En una nueva conmemoración del Día Mundial de los Humedales, la agenda ecológica global ha puesto el foco en un actor clave: los glaciares. Bajo la premisa de la organización Wetlands International LAC, se busca redefinir a estas masas de hielo no solo como paisajes escénicos, sino como componentes dinámicos y fundamentales de la red hídrica mundial.
Reguladores naturales: El ciclo de la vida en la montaña
Los glaciares funcionan como gigantescos depósitos estratégicos de agua dulce. Su rol trasciende la mera acumulación; actúan como amortiguadores hídricos:
·En épocas de sequía: Cuando las lluvias escasean, el derretimiento controlado de los glaciares garantiza el caudal de los ríos.
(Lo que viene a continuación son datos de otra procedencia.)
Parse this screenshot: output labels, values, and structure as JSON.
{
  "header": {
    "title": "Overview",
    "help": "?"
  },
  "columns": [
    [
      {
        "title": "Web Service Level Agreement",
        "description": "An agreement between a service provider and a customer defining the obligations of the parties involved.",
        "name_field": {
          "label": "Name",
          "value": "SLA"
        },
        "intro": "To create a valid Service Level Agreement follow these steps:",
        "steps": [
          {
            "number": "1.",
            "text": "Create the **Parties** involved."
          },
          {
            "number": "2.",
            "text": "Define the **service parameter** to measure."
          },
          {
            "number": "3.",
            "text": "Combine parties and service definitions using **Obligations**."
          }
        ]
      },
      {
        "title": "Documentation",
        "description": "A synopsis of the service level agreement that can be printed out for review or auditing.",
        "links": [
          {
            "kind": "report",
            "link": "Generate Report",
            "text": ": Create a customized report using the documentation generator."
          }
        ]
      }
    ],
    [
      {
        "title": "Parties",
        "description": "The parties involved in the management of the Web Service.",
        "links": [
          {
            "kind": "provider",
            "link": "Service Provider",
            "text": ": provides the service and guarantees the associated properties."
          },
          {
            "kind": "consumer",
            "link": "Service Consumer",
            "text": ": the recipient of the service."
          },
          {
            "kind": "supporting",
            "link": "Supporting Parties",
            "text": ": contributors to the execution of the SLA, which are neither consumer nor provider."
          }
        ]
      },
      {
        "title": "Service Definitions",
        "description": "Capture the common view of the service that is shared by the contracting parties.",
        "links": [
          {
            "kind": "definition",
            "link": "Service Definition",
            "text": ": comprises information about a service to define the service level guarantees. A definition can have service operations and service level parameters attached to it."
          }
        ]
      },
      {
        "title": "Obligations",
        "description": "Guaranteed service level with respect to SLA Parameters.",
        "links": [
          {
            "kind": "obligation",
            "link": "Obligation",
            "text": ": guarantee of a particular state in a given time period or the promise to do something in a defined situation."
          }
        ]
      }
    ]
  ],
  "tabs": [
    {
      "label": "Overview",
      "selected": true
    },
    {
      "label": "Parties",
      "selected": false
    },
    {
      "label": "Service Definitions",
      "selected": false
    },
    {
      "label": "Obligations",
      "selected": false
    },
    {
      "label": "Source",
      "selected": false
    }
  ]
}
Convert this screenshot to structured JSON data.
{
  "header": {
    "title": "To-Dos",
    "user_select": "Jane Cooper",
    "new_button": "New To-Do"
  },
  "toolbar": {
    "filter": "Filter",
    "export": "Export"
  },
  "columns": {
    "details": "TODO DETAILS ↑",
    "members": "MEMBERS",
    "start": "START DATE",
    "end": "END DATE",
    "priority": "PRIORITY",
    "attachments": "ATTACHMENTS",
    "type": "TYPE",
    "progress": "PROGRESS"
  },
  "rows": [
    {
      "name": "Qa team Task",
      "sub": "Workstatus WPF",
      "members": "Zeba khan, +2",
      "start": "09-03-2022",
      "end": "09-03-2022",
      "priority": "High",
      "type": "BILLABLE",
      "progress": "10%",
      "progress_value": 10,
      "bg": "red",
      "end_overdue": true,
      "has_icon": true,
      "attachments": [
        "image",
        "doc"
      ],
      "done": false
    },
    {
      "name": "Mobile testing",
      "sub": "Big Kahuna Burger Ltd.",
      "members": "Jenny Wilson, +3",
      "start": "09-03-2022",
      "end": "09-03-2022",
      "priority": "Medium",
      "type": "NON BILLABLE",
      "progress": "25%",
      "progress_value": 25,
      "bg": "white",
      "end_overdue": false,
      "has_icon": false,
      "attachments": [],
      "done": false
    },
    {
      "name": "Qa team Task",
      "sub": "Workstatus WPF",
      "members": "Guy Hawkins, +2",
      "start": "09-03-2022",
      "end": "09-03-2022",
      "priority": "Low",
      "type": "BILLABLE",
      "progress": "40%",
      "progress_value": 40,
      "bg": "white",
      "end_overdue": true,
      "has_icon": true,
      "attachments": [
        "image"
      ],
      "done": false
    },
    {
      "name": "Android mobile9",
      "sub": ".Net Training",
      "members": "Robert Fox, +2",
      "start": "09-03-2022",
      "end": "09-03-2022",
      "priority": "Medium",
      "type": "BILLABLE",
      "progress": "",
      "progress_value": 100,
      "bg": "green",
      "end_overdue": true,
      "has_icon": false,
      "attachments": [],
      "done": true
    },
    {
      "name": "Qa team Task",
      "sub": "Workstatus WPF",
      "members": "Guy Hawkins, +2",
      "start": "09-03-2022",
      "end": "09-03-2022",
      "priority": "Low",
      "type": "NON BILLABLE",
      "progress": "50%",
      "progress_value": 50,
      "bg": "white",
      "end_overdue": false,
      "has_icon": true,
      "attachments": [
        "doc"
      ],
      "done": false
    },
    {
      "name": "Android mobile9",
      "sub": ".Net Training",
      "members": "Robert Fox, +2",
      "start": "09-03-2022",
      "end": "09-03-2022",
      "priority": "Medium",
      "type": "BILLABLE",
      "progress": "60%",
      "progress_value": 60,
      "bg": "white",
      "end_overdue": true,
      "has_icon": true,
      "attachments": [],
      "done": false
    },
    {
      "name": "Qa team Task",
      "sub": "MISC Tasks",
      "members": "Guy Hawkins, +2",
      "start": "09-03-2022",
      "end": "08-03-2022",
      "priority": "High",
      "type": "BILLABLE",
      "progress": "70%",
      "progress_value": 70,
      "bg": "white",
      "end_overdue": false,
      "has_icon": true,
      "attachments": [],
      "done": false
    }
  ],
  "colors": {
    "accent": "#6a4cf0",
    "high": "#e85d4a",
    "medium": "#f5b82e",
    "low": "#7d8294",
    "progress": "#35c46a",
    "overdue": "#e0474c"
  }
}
·Sustento productivo: Este flujo constante es el motor de la agricultura de montaña y el suministro vital para poblaciones urbanas enteras.
La conexión con los humedales de altura
La salud de un glaciar impacta directamente en los humedales altoandinos, como los bofedales. Estos ecosistemas funcionan como esponjas que retienen el agua proveniente de las cumbres. Si el glaciar retrocede excesivamente, se produce un efecto dominó:
1.Desbalance: Los bofedales pierden su fuente de humedad constante.
2.Degradación: La capacidad del suelo para filtrar y liberar agua lentamente se agota.
3.Vulnerabilidad: Las comunidades aguas abajo enfrentan riesgos de escasez extrema y desastres naturales.
Un ecosistema bajo asedio
La integridad de estos reservorios está amenazada por dos frentes: el calentamiento global y la actividad industrial (específicamente la minería de alta montaña y la infraestructura no planificada). Los especialistas subrayan que la pérdida de masa glaciar es irreversible a escala humana, lo que compromete la seguridad hídrica de las próximas generaciones.
Hacia una gestión integral
El llamado a la acción propone tratar al entorno periglaciar como un sistema único. Esto implica:
Leyes que impidan intervenciones físicas en las zonas de hielo y sus bordes.
Reconocer que el agua que bebemos hoy comenzó su viaje como nieve en una cima hace décadas.
Proteger los glaciares no es solo una cuestión estética; es una póliza de seguro contra la crisis climática y la base de la supervivencia en vastas regiones del continente.